Quarterback Tony Romo may prefer to be released by the Dallas Cowboys in the off-season rather than be traded, ProFootballTalk.com reported Saturday night, citing a source.
“As one source with knowledge of the situation recently explained it, Romo may be inclined to request a release in lieu of a trade. This would maximize his options and, in turn, ensure that his new team won’t be diluting its roster by giving up draft picks and/or players.”
Rookie quarterback Dak Prescott, who has started every game in the Cowboys’ 11-2 season, is expected to be the Dallas starter for 2017.
Cutting Romo evidently helps the Cowboys’ salary-cap situation for 2017, as CBSsports.com explains:
“If the Cowboys elected to make him a post-June 1 cut, it would even benefit them in that he’d only count against their books for $12.7 million, as opposed to $19.6 million if he’s traded or released outright, and $24.7 million if he remains on the roster. (They’d be charged the remaining $6.9 million in 2018.)”

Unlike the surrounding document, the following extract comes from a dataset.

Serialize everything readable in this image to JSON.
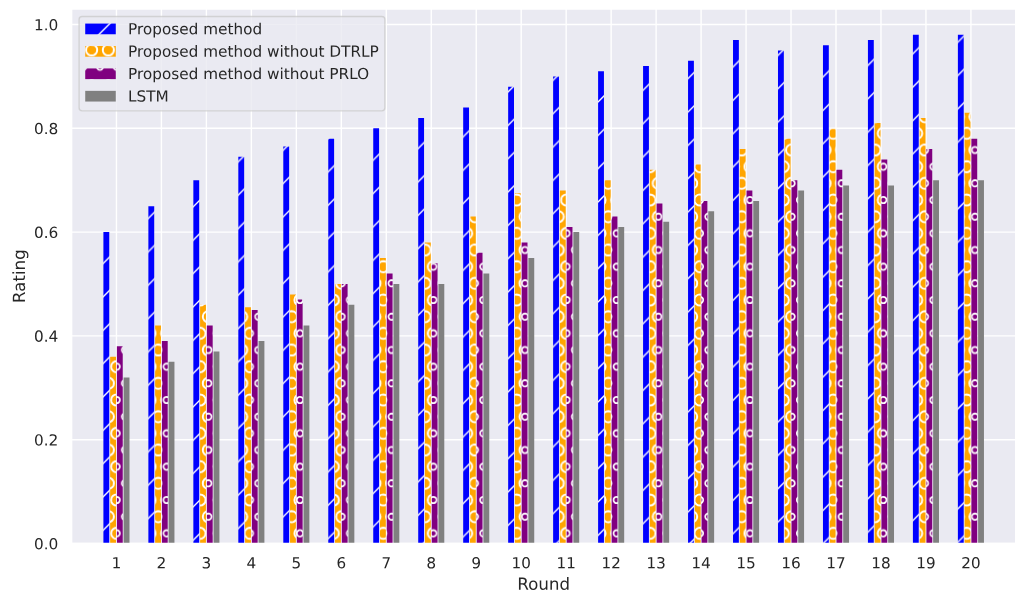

CBSsports.com, however, asks, are the Cowboys really going to let Romo leave without trade compensation in the form of a draft pick(s) to save $5 million to $12 million in cap space? Cowboys owner Jerry Jones has been beating the drum on radio airwaves, stoking the Romo trade value, letting us know that Romo looks great in practice.

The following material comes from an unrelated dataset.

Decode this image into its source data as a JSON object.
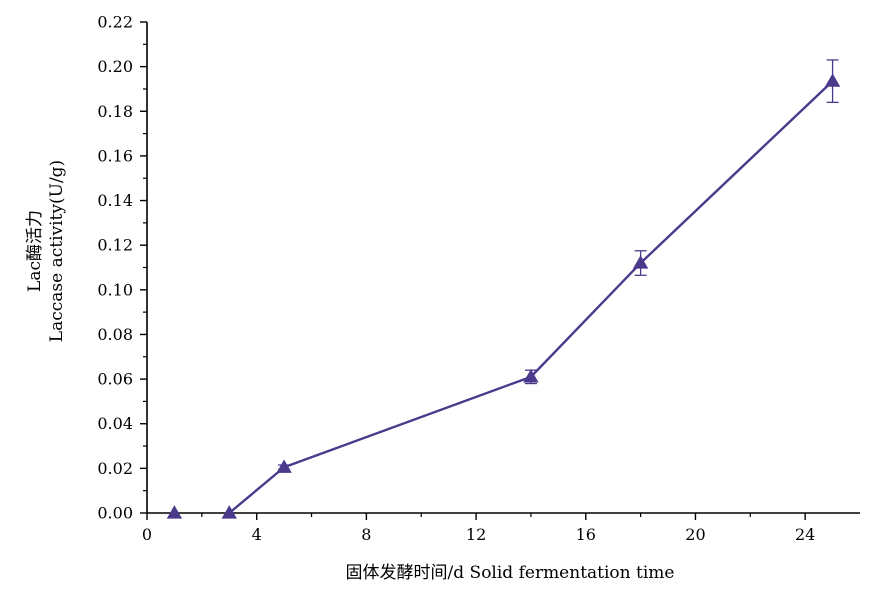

CBSsports.com’s Jason La Canfora, in a video report, notes that Sam Bradford went from the Philadelphia Eagles to the Minnesota Vikings for a first- and fourth-round pick, and given the shaky draft/free agent quarterback market, getting something “of note” for Romo seems plausible.

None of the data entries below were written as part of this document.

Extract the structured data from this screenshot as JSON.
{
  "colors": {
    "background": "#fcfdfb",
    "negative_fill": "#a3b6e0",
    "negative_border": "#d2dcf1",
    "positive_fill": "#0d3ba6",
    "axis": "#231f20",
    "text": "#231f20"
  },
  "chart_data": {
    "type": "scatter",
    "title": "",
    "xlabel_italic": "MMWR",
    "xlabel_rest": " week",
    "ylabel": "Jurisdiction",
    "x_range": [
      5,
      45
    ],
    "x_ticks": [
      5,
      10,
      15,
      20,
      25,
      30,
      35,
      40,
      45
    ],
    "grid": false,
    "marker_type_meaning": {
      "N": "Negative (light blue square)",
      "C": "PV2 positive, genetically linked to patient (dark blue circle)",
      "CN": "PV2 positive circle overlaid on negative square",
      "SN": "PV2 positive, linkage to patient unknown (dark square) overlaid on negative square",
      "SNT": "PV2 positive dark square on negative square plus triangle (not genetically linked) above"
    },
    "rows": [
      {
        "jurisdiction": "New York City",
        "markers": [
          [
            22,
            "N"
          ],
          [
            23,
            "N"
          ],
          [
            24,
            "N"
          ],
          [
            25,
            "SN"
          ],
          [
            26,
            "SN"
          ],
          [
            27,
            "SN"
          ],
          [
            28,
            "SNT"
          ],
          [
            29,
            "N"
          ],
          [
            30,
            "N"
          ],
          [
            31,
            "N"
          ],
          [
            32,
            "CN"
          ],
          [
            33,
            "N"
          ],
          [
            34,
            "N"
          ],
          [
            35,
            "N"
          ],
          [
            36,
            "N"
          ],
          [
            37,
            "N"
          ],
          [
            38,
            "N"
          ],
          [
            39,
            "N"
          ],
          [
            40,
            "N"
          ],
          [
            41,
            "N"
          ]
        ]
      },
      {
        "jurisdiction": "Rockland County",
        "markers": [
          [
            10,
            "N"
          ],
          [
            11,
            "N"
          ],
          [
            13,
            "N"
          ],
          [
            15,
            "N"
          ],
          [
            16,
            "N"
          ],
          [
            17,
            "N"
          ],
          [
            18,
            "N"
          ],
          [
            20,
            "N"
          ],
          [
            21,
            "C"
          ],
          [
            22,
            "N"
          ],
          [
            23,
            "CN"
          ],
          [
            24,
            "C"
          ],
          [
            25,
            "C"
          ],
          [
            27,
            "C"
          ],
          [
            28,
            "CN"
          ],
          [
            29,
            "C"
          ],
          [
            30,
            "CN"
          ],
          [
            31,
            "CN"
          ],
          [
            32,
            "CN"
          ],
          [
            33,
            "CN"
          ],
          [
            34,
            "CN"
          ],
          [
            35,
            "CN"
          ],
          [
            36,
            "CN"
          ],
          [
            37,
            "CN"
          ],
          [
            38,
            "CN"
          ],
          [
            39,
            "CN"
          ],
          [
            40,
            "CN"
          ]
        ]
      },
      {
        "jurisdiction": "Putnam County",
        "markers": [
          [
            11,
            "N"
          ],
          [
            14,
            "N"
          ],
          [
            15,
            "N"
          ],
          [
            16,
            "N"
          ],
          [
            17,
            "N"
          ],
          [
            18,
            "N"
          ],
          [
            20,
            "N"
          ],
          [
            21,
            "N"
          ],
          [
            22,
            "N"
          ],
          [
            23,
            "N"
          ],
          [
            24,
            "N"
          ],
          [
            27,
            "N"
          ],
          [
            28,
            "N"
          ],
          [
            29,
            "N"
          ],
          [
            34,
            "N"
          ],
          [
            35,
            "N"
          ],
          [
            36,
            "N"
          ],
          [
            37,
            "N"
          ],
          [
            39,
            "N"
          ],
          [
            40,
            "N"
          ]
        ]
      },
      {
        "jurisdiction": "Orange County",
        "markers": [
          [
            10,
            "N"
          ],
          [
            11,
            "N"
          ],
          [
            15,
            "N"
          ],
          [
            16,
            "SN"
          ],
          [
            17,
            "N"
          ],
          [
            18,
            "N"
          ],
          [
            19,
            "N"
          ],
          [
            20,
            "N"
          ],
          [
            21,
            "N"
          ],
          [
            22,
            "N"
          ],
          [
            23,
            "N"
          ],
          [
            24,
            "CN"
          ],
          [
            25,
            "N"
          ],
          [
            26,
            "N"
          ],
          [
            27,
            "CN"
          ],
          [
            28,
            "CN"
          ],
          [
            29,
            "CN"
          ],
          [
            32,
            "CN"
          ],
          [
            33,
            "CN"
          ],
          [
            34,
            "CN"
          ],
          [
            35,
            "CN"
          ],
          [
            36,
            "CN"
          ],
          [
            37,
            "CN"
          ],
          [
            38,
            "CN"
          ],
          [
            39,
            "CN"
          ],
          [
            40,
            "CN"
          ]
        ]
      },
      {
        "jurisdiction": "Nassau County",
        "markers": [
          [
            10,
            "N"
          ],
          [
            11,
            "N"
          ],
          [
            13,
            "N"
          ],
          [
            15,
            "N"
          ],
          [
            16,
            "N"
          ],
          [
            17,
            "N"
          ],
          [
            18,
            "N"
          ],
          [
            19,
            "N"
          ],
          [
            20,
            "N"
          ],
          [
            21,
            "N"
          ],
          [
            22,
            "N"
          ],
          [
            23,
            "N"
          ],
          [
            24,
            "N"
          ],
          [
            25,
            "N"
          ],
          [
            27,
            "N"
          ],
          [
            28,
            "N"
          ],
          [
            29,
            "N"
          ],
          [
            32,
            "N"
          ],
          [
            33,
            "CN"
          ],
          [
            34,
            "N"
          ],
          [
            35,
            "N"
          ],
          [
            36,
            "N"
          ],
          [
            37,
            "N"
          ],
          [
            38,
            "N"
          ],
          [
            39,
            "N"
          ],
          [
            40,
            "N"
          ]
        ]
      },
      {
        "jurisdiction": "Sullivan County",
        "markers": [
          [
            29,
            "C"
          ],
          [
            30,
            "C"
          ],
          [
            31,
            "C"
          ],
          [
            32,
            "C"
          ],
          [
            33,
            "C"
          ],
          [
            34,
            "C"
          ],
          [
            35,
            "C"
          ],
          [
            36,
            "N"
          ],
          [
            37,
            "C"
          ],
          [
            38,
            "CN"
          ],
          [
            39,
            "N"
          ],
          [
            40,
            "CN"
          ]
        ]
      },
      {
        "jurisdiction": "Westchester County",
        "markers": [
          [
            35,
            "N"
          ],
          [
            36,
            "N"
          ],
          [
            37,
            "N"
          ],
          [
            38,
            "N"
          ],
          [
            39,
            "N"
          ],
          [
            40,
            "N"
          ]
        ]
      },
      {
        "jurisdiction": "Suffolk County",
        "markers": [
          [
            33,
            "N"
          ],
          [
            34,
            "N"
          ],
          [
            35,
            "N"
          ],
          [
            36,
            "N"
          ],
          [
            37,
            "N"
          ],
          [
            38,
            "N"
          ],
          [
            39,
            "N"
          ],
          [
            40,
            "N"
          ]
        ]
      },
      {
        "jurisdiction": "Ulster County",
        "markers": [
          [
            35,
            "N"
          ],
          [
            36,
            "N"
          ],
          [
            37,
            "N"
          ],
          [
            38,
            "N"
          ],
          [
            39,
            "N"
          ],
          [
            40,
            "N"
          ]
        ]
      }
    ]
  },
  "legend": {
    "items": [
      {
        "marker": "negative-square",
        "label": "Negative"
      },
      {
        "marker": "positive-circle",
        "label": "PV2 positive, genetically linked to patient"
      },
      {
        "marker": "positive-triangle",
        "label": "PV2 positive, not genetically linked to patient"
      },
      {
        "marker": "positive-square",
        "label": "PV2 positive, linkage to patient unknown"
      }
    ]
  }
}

La Canfora: “I know people close to Romo who tell me it’s just as likely he gets back on the field at some point this year and maybe he restructures his contract to stay. This is very much a fluid situation. If Dak Prescott doesn’t play well tonight [Sunday night against the Tampa Bay Buccaneers], I personally believe Jerry Jones makes the change and under those circumstances, who knows what happens.”